1990 - John G. Hayes, Sr., became the first Canadian to be selected to the Jug's Wall of Fame. Long one of Canada's premier horsemen, he was most prominent in 1972 when Canadians became active in the standardbred sport. Hayes' claim to fame is his training success. In 1971 he developed Strike Out, a $15,000 purchase. The son of Bret Hanover came on to earn 2-year-old honors as the best colt pacer in North America. In 1972, Strike Out claimed 3-year-old honors of the year after winning the Little Brown Jug in a record 1:56.3 and The Adios.

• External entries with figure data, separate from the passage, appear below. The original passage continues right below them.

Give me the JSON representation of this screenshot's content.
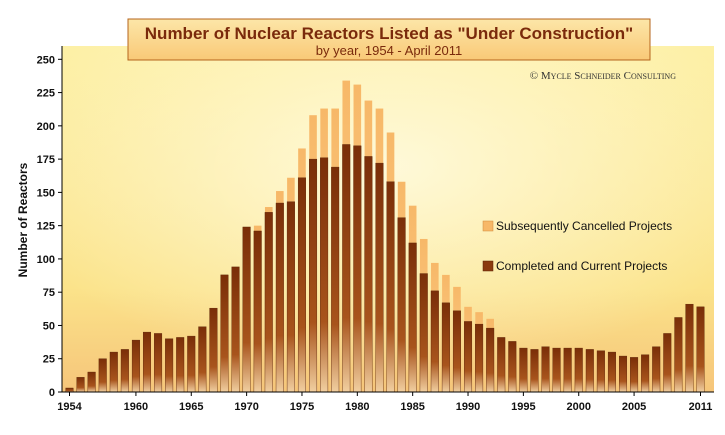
{
  "chart_data": {
    "type": "bar",
    "title": "Number of Nuclear Reactors Listed as \"Under Construction\"",
    "subtitle": "by year, 1954 - April 2011",
    "copyright": "© Mycle Schneider Consulting",
    "ylabel": "Number of Reactors",
    "xlabel": "",
    "ylim": [
      0,
      260
    ],
    "yticks": [
      0,
      25,
      50,
      75,
      100,
      125,
      150,
      175,
      200,
      225,
      250
    ],
    "xtick_labels": [
      "1954",
      "1960",
      "1965",
      "1970",
      "1975",
      "1980",
      "1985",
      "1990",
      "1995",
      "2000",
      "2005",
      "2011"
    ],
    "categories": [
      "1954",
      "1955",
      "1956",
      "1957",
      "1958",
      "1959",
      "1960",
      "1961",
      "1962",
      "1963",
      "1964",
      "1965",
      "1966",
      "1967",
      "1968",
      "1969",
      "1970",
      "1971",
      "1972",
      "1973",
      "1974",
      "1975",
      "1976",
      "1977",
      "1978",
      "1979",
      "1980",
      "1981",
      "1982",
      "1983",
      "1984",
      "1985",
      "1986",
      "1987",
      "1988",
      "1989",
      "1990",
      "1991",
      "1992",
      "1993",
      "1994",
      "1995",
      "1996",
      "1997",
      "1998",
      "1999",
      "2000",
      "2001",
      "2002",
      "2003",
      "2004",
      "2005",
      "2006",
      "2007",
      "2008",
      "2009",
      "2010",
      "2011"
    ],
    "series": [
      {
        "name": "Completed and Current Projects",
        "color": "#8b3a0f",
        "values": [
          3,
          11,
          15,
          25,
          30,
          32,
          39,
          45,
          44,
          40,
          41,
          42,
          49,
          63,
          88,
          94,
          124,
          121,
          135,
          142,
          143,
          161,
          175,
          176,
          169,
          186,
          185,
          177,
          172,
          158,
          131,
          112,
          89,
          76,
          67,
          61,
          53,
          51,
          48,
          41,
          38,
          33,
          32,
          34,
          33,
          33,
          33,
          32,
          31,
          30,
          27,
          26,
          28,
          34,
          44,
          56,
          66,
          64
        ]
      },
      {
        "name": "Subsequently Cancelled Projects",
        "color": "#f7b868",
        "values": [
          0,
          0,
          0,
          0,
          0,
          0,
          0,
          0,
          0,
          0,
          0,
          0,
          0,
          0,
          0,
          0,
          0,
          4,
          4,
          9,
          18,
          22,
          33,
          37,
          44,
          48,
          46,
          42,
          41,
          37,
          27,
          28,
          26,
          21,
          21,
          18,
          11,
          9,
          7,
          0,
          0,
          0,
          0,
          0,
          0,
          0,
          0,
          0,
          0,
          0,
          0,
          0,
          0,
          0,
          0,
          0,
          0,
          0
        ]
      }
    ],
    "legend_position": "right",
    "grid": false
  }
}
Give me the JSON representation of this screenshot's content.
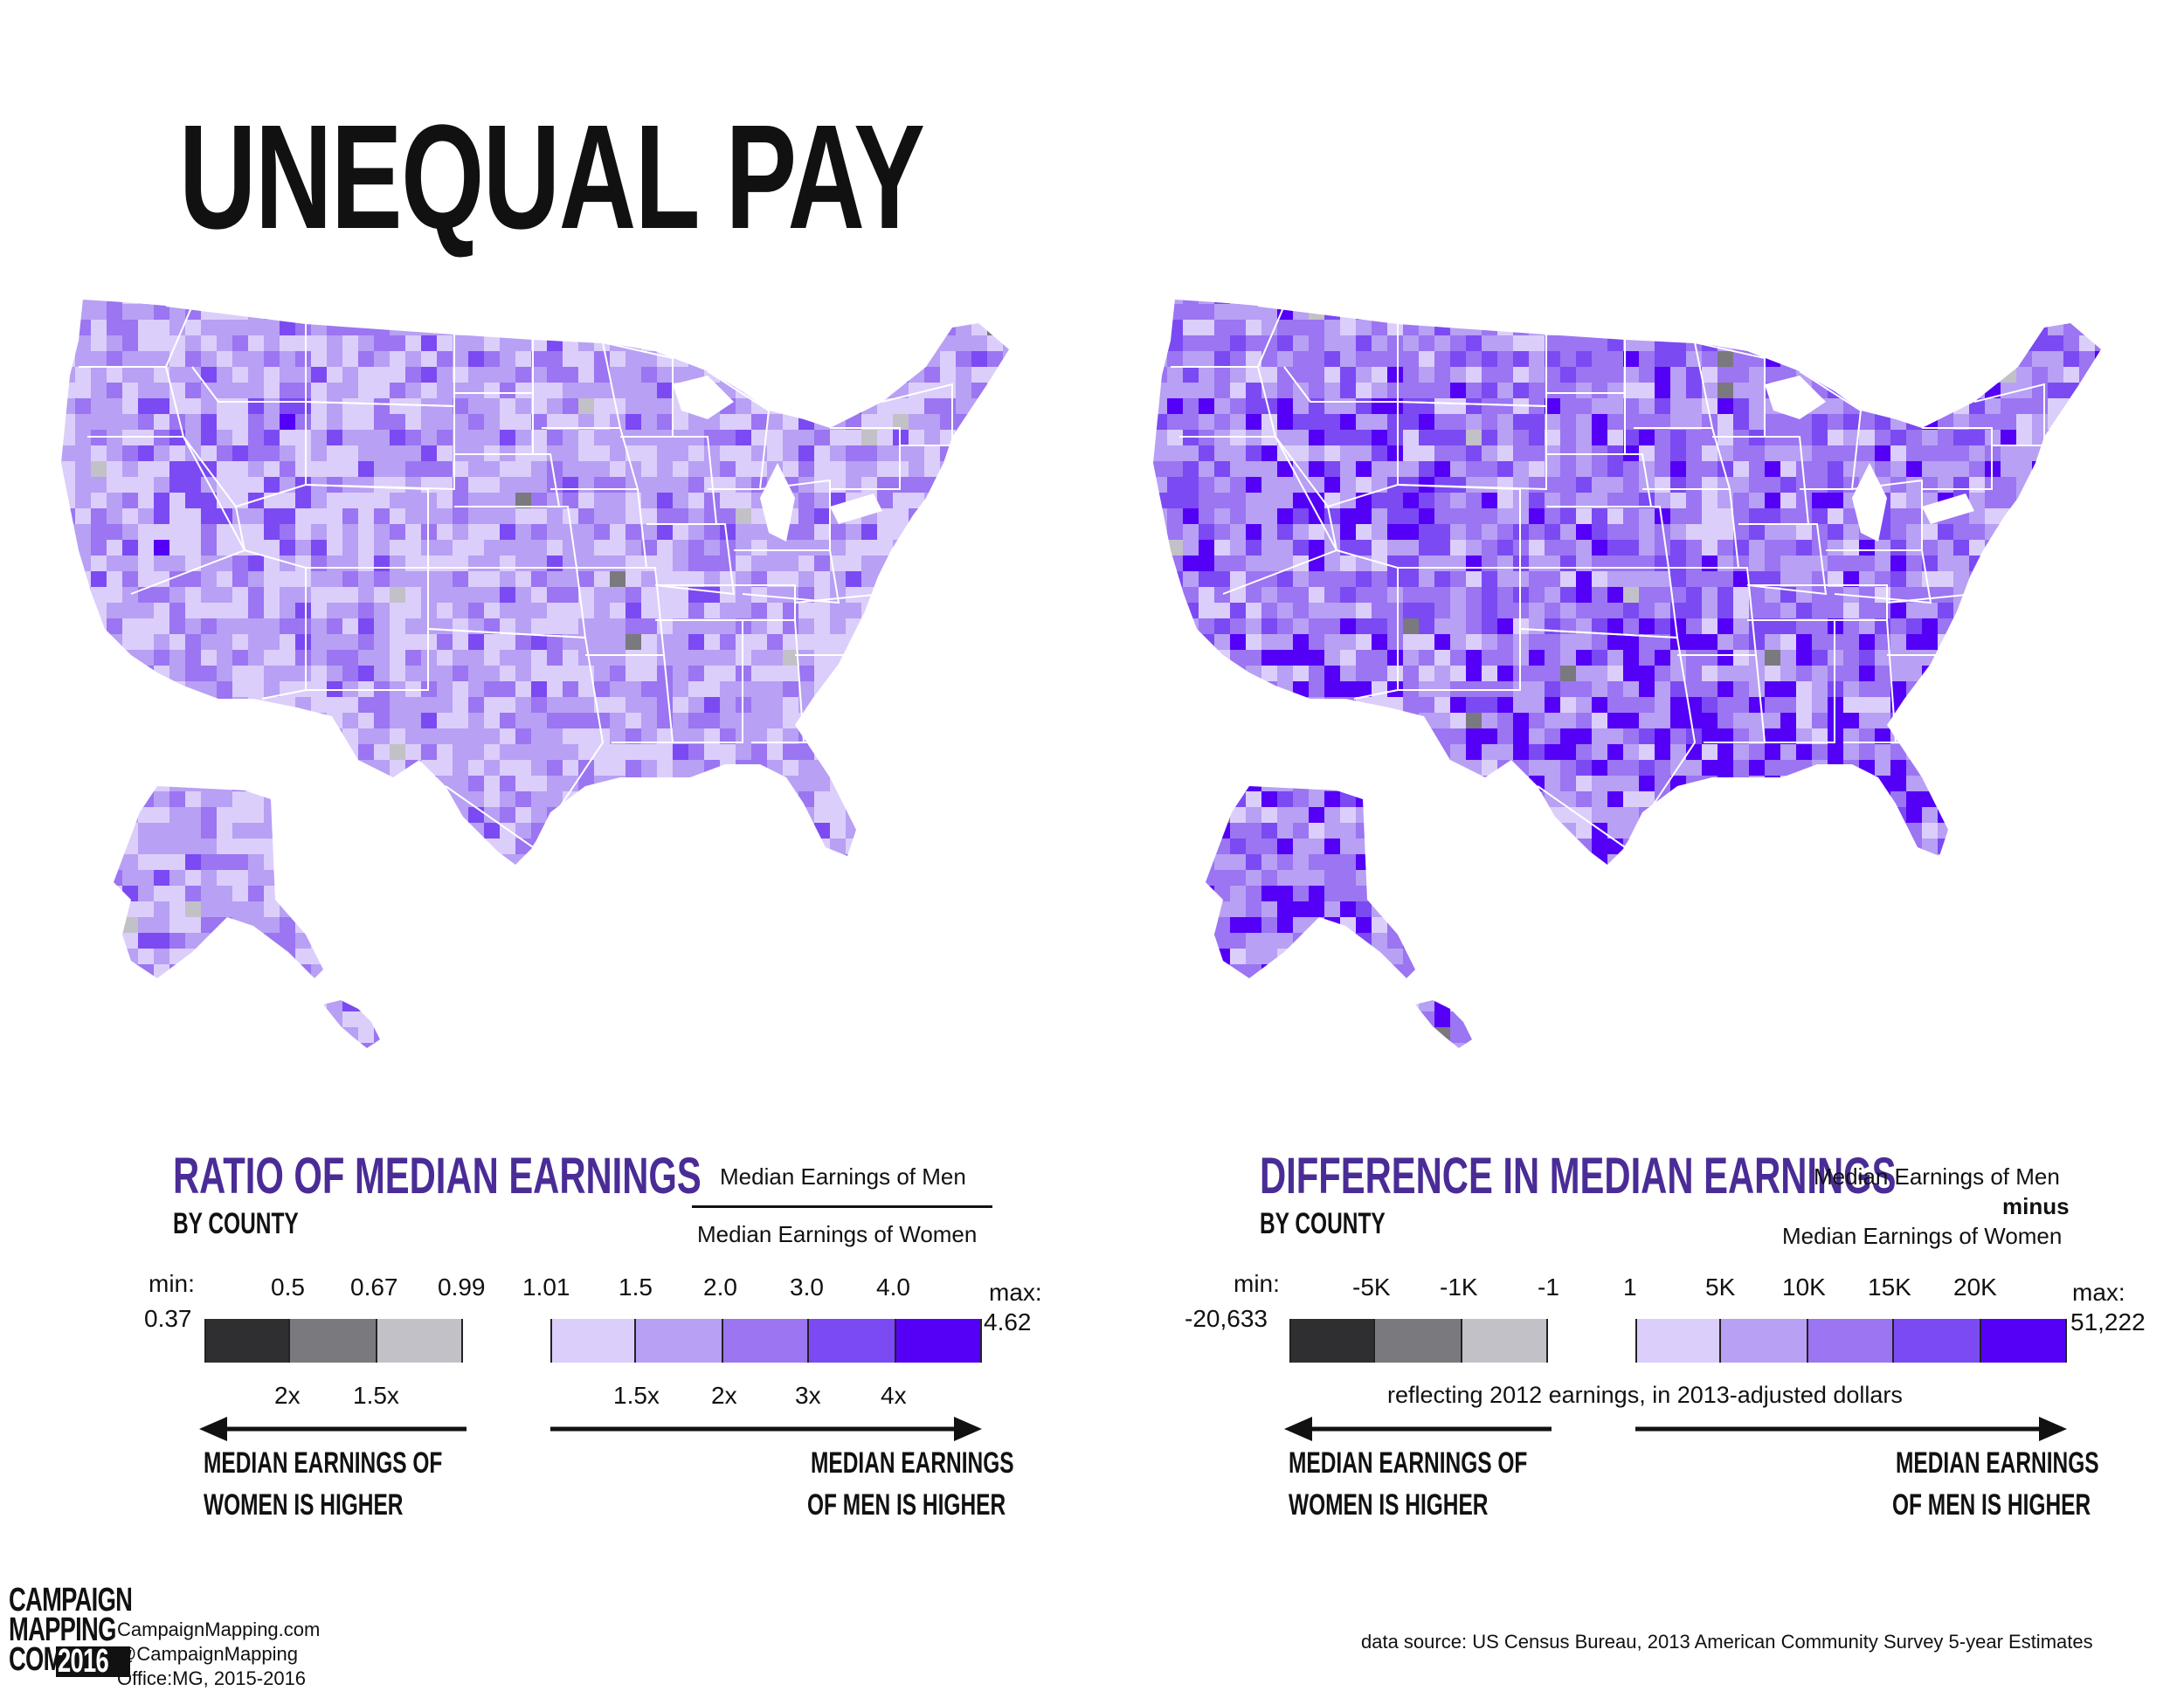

1989 - Stanley F. Dancer, from the legendary harness racing family in New Jersey, drove three Jug champions, Henry T Adios (1961), Lehigh Hanover (1962), and Most Happy Fella (1970). Dancer drove in 23 Jug heats with nine victories and finished out of the money only once. His 1:57.1 and 1:57.3 victories behind Most Happy Fella were at that time an all-age world record, three heats divided. Among the long list of super stars campaigned by Dancer, were Cardigan Bay, the sport's first millionaire; Henry T Adios, Triple Crown winner; Most Happy Fella and trotting's Triple Crown champion Super Bowl.
1988 - John F. Simpson, Sr., now manager of the famed Hanover Shoe Farm in Hanover, Pa., was one of the most successful trainer-drivers in the sport of harness racing. Simpson drove three Jug winners and trained and drove two winners of the Hambletonian. During the 1950s and 60s, Simpson supervised one of the largest stables on the Grand Circuit and was annually one of the leading drivers in the country. Victorious in the Jug with Noble Adios in 1956 and Torpid on a stormy day in 1957, Simpson was the first driver ever to win back-to-back Jugs.
1987 - Delvin G. "Del" Miller is another of the all-time greats of harness racing and is often referred to as the Ambassador of the Sport. Miller's illustrious career started in Burgettstown, Pa., in 1929 when he drove his first race as a 16-year-old high schooler. A most talented trainer and driver, Miller was in the bike behind great horses like Dale Frost and Countess Vivian and later Delmonica Hanover, Tarport Hap, and Speed In Action. In 1963 Miller founded The Meadows, still the home of the Adios Pace for 3-year-olds. Miller recently retired as president of the Grand Circuit, a post he held for more than two decades.
1986 - William R. "Billy" Haughton was fatally injured in a driving accident just months before he was to be honored. Haughton has been rated as one of the greatest trainers and drivers in the sport, has a particular spot in Jug annals, as the only driver to take down five Jug champions. And he trained the great Nihilator. A Hall of Famer, Haughton achieved records in harness racing that would require volumes to catalog. Winner of seven Messenger Stakes and four Hambletonians, Haughton's green and white silks accounted for 4,910 race victories and $40.2 million over a 40-year career. His earnings totaled more than $1 million in each of 19 years, a record.
1985 - Henry C. "Hank" Thomson, Delaware newspaper publisher, was one of the co-founders with the late Joseph Neville of the Little Brown Jug Society which sponsors harness racing's most prestigious 3-year-old colt pace. A member of the Harness Horse Hall of Fame, Thomson was one of the most respected leaders of the sport and industry. A quiet nuts-and-bolts man, Thomson used an even hand to guide the Society in its formative years. He deserved full credit for the outstanding success of Grand Circuit racing each September at Delaware.